Hydrophobic Interaction Chromatography
Hydrophobic interaction chromatography (HIC) exploits the hydrophobic nature of proteins in
purifying them. Proteins are passed over a chromatographic column packed with a support matrix
to which hydrophobic groups are covalently linked. Phenyl Sepharose, an agarose support matrix
to which phenyl groups are attached, is a prime example of such material. In the presence of high
salt concentrations, proteins bind to the phenyl groups by virtue of hydrophobic interactions.
Proteins in a mixture can be differentially eluted from the phenyl groups by lowering the salt
concentration or by adding solvents such as polyethylene glycol to the elution fluid.
High-Performance Liquid Chromatography
The principles exploited in high-performance (or high-pressure) liquid chromatography (HPLC)

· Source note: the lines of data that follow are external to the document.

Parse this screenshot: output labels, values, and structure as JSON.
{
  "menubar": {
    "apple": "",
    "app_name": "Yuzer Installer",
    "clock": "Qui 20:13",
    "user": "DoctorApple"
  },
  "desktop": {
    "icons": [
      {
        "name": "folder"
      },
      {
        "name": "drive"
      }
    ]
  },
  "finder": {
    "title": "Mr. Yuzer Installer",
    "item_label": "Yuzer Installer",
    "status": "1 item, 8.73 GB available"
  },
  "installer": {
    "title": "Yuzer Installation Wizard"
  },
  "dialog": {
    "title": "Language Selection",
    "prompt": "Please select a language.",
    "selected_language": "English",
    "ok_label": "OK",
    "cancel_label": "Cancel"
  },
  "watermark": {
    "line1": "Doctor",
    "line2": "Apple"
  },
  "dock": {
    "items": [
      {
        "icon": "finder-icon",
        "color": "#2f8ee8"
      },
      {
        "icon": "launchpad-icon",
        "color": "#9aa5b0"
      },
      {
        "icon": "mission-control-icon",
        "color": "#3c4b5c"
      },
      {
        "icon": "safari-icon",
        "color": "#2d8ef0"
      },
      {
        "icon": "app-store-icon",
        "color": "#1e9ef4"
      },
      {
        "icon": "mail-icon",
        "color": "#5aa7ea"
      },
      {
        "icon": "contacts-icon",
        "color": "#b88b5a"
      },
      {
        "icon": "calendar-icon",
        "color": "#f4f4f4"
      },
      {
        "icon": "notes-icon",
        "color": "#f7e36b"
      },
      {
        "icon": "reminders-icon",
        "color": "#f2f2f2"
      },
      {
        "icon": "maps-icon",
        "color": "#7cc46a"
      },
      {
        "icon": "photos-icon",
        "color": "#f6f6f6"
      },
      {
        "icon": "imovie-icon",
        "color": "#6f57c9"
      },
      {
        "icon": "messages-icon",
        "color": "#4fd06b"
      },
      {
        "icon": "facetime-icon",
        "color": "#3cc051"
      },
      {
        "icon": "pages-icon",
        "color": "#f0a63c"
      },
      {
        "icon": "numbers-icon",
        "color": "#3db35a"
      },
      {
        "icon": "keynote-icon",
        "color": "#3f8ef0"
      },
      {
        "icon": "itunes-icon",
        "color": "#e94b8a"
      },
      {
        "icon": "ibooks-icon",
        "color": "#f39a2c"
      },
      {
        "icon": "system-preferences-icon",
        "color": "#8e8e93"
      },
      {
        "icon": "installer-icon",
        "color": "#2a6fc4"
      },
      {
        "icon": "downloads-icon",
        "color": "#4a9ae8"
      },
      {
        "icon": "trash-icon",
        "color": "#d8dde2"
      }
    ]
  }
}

are the same as those used in the common chromatographic methods such as ion exchange
chromatography or size exclusion chromatography. Very-high-resolution separations can be
achieved quickly and with high sensitivity in HPLC using automated instrumentation. Reversephase HPLC is a widely used chromatographic procedure for the separation of nonpolar solutes.
In reverse-phase HPLC, a solution of nonpolar solutes is chromatographed on a column having a
nonpolar liquid immobilized on an inert matrix; this nonpolar liquid serves as the stationary phase.
A more polar liquid that serves as the mobile phase is passed over the matrix, and solute molecules
are eluted in proportion to their solubility in this more polar liquid.
Affinity Chromatography
Affinity purification strategies for proteins exploit the biological function of the target protein. In
most instances, proteins carry out their biological activity through binding or complex formation
with specific small biomolecules, or ligands, as in the case of an enzyme binding its substrate. If
this small molecule can be immobilized through covalent attachment to an insoluble matrix, such
as a chromatographic medium like cellulose or polyacrylamide, then the protein of interest, in
displaying affinity for its ligand, becomes bound and immobilized itself. It can then be removed
from contaminating proteins in the mixture by simple means such as filtration and washing the
matrix. Finally, the protein is dissociated or eluted from the matrix by the addition of high
concentrations of the free ligand in solution.